I'll have to go back and reassess my "hmmmmm..............." I didn't realize it expressed so much.
Lets see your own words on the matter of Reformed books...

It would seem to me easier to read what the BIBLE says than what man says.

Everyone has an "opinion" but only one of them is the truth. That's why so many mislead people will read the thousands of book written by "people" and not the one written by "God"

Sure I do and they are books of our Lutheran/confessional faith and upheld by our synod not some "opinion" written by someone that has a "spiritual awakening".

So really, am I so far off?

Orion567
12th August 2007, 12:18 PM
Oh c'mon, Rad. I have serious issues with the Reformed, but when they're conducting serious scholarship on issues on which we agree you can't just say "they're of a different sect, so even our common confessions are worthless." Unless, of course, being Lutheran is more important to you than defending Christian truth.
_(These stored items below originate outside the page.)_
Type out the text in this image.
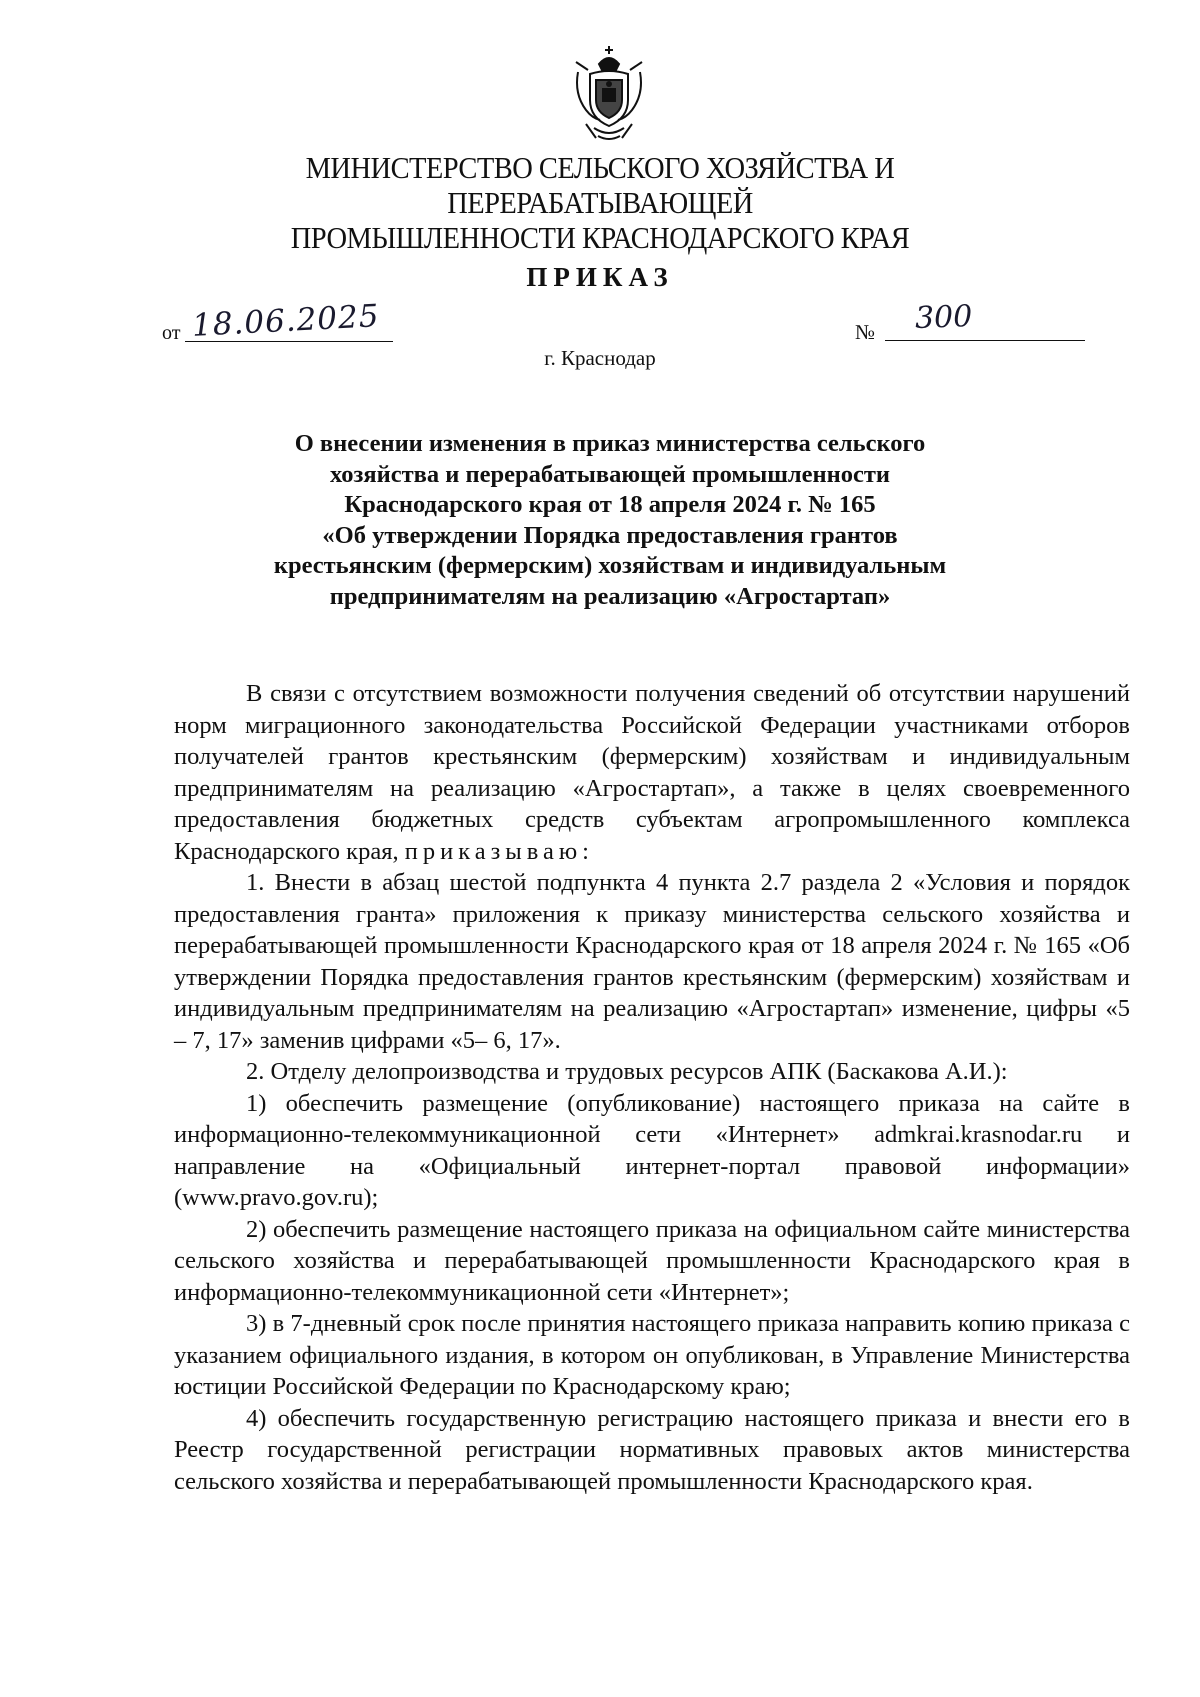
МИНИСТЕРСТВО СЕЛЬСКОГО ХОЗЯЙСТВА И ПЕРЕРАБАТЫВАЮЩЕЙ
ПРОМЫШЛЕННОСТИ КРАСНОДАРСКОГО КРАЯ
ПРИКАЗ
от 18.06.2025	№ 300
г. Краснодар
О внесении изменения в приказ министерства сельского
хозяйства и перерабатывающей промышленности
Краснодарского края от 18 апреля 2024 г. № 165
«Об утверждении Порядка предоставления грантов
крестьянским (фермерским) хозяйствам и индивидуальным
предпринимателям на реализацию «Агростартап»

В связи с отсутствием возможности получения сведений об отсутствии нарушений норм миграционного законодательства Российской Федерации участниками отборов получателей грантов крестьянским (фермерским) хозяйствам и индивидуальным предпринимателям на реализацию «Агростартап», а также в целях своевременного предоставления бюджетных средств субъектам агропромышленного комплекса Краснодарского края, приказываю:

1. Внести в абзац шестой подпункта 4 пункта 2.7 раздела 2 «Условия и порядок предоставления гранта» приложения к приказу министерства сельского хозяйства и перерабатывающей промышленности Краснодарского края от 18 апреля 2024 г. № 165 «Об утверждении Порядка предоставления грантов крестьянским (фермерским) хозяйствам и индивидуальным предпринимателям на реализацию «Агростартап» изменение, цифры «5 – 7, 17» заменив цифрами «5– 6, 17».

2. Отделу делопроизводства и трудовых ресурсов АПК (Баскакова А.И.):

1) обеспечить размещение (опубликование) настоящего приказа на сайте в информационно-телекоммуникационной сети «Интернет» admkrai.krasnodar.ru и направление на «Официальный интернет-портал правовой информации» (www.pravo.gov.ru);

2) обеспечить размещение настоящего приказа на официальном сайте министерства сельского хозяйства и перерабатывающей промышленности Краснодарского края в информационно-телекоммуникационной сети «Интернет»;

3) в 7-дневный срок после принятия настоящего приказа направить копию приказа с указанием официального издания, в котором он опубликован, в Управление Министерства юстиции Российской Федерации по Краснодарскому краю;

4) обеспечить государственную регистрацию настоящего приказа и внести его в Реестр государственной регистрации нормативных правовых актов министерства сельского хозяйства и перерабатывающей промышленности Краснодарского края.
I agree, I have read some of Michael Horton's books and agree with him on some points and have been blessed by them. Anyone who supports the Essentials of the Christian Faith I am all for. Edification over exclusivity.

GratiaCorpusChristi
12th August 2007, 12:53 PM
I agree, I have read some of Michael Horton's books and agree with him on some points and have been blessed by them. Anyone who supports the Essentials of the Christian Faith I am all for. Edification over exclusivity.
And we need it, too, what with the lack of decent Lutheran publishing in the United States.

It's difficult, sometimes, reading a whole lot of Reformed and a whole lot of Catholic material and then smashing them together, distilling them, and trying to come out Lutheran. But in the end its actually helped my theological method and allows me to meet opponents on their level.

LilLamb219
12th August 2007, 01:17 PM
Anyone who supports the Essentials of the Christian Faith I am all for. Edification over exclusivity.

From what I've ever read about the "Essentials" of Christian faith, those evangelicals consider baptism and the Lord's supper to be merely symbols. :doh:

GratiaCorpusChristi
12th August 2007, 02:27 PM
From what I've ever read about the "Essentials" of Christian faith, those evangelicals consider baptism and the Lord's supper to be merely symbols. :doh:
He was refering to the Reformed/Calvinists, not evangelicals.